J’ai toujours été fier de mon boulot. C’est pas des métiers très connus. Dans les Landes, quand on mettait “marin” sur les papiers de l’école de ma fille, tout le monde pensait que j’étais ostréiculteur. Maintenant qu’on vit en Bretagne, c’est différent. Ici les gens connaissent. Ils voient les gaziers en cale sèche au port de Brest. Le jour où je partirai à reculons, je ferai autre chose. C’est un métier où tu loupes des choses et je suis bien placé pour le savoir parce que j’étais absent pour la naissance de notre troisième enfant. Et j’en ai raté des mariages, des anniversaires, des Noëls, des nouvel an, des décès… Ça fait partie des trucs qui font que beaucoup de gens arrêtent tôt ce métier. De ma classe de première année de l’Hydro, on n’est plus beaucoup à naviguer vingt-cinq ans après. Mais moi j’adore ça. Arriver sur un bateau. Manœuvrer les bateaux.

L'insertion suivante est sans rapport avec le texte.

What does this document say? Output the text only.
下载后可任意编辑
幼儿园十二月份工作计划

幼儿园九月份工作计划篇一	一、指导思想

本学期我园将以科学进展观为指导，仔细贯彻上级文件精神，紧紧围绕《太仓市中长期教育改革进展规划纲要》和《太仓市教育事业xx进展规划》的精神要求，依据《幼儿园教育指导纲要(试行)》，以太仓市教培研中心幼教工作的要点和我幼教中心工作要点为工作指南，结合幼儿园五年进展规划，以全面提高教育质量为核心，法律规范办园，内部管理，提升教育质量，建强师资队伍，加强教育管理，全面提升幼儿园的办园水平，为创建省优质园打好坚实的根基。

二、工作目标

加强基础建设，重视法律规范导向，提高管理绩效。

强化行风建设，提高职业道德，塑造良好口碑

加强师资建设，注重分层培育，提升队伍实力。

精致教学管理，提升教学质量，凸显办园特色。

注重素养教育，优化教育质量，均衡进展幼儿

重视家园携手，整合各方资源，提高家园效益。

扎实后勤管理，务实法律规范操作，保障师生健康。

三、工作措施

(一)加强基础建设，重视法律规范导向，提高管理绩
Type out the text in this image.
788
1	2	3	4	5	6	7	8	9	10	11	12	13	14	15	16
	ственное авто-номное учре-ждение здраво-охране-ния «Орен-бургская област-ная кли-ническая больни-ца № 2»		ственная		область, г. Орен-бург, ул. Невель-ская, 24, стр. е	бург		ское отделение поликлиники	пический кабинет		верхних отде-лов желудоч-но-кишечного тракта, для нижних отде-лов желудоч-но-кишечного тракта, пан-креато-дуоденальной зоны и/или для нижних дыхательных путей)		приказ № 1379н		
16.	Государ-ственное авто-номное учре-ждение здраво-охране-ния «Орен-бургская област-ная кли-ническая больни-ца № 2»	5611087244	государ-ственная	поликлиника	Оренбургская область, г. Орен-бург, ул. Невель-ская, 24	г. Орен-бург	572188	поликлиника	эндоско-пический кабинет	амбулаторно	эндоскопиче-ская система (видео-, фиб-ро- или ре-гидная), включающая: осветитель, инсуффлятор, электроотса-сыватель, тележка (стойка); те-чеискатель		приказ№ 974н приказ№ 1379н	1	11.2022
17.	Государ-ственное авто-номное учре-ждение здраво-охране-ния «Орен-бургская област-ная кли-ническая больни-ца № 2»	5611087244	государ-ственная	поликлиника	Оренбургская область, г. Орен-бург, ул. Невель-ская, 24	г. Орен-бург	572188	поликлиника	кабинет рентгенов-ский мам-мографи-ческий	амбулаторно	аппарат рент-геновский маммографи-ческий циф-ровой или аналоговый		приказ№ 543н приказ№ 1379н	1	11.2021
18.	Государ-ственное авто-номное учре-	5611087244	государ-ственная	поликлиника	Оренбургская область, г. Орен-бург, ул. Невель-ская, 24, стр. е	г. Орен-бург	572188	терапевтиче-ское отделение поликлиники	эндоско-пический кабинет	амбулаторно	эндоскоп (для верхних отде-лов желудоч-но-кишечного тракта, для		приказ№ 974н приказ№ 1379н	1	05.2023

Quand j’étais second ça me plaisait mais j’aime encore plus depuis que je suis commandant. Le truc de commander un bateau, c’est top. C’est pas pour le côté “Ah ouais je suis commandant”, mais j’ai trouvé ce qui me convient. Organiser des trucs dans l’urgence avec la boîte, avec le bord. Ce côté manager, j’adore ça. Et puis la vie en mer.»

* L’inertage est l’opération consistant, pour prévenir les incendies, à remplir avec un gaz inerte les réservoirs ayant contenu des matières inflammables.